The Pope of the Poor: Francis Makes Brazil’s Favelas His First Stop

Pope Francis visits Brazil, once a stronghold of Catholicism but now a country where the faith is very much at a crossroads

By  @lisaabendJuly 22, 2013

Correction appended: July 22, 2013, 4:19 a.m. E.T.

If Pope Francis is going to fashion himself the Pope of the poor, he could find few places in the world better to start than Varginha. Located within the favela of Manguinhos, which in turn lies in the northern part of Rio de Janeiro, it is a miserable place, where most residents get by on roughly $156 a month. On July 25, Francis will visit the neighborhood to deliver a blessing at its small stone chapel.
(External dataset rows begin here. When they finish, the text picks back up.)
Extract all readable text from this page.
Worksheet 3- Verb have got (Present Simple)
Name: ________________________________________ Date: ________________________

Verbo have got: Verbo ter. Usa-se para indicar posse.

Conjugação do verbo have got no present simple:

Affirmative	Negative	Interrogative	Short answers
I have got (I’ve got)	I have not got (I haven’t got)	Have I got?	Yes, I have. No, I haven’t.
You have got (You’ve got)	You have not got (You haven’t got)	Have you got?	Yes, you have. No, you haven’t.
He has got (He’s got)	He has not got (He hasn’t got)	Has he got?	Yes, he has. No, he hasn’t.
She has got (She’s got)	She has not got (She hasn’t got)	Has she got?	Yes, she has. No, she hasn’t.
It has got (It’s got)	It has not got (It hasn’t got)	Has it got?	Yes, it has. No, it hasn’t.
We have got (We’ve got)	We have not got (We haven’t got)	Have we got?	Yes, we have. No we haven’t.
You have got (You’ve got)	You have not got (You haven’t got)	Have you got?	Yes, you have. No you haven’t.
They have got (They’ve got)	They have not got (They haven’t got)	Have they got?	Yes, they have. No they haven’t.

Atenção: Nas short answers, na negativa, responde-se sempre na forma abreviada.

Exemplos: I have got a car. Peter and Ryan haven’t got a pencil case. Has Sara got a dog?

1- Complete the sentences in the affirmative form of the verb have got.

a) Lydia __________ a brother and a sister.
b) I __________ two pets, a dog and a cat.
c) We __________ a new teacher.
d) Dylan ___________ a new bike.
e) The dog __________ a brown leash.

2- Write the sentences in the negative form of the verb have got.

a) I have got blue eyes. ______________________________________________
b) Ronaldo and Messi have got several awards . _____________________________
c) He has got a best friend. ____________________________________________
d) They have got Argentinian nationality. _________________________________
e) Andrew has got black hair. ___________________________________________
It’s not hard to imagine him afterward, stepping out onto the chapel’s neatly swept patio and pausing to take in the view. To the left, open sewage runs through alleyways and children fly cheap paper kites on the piles of uncollected rubbish that function as the neighborhood’s only playground. To the right and across the train tracks, a vast field of rubble dotted with semidemolished houses — many of them still occupied, their exteriors torn off to reveal the turquoise and red walls of former residents’ kitchens and living rooms — stretches as far as the eye can see. But if Varginha offers a vivid example of the crushing poverty, uneven development and profound class divisions that plague Brazil even as it attempts to turn itself into a model of South American prosperity — issues which sparked massive protests earlier this summer — both the neighborhood and the favela in which it’s located also embody another set of tensions: the ones Francis’ own church faces.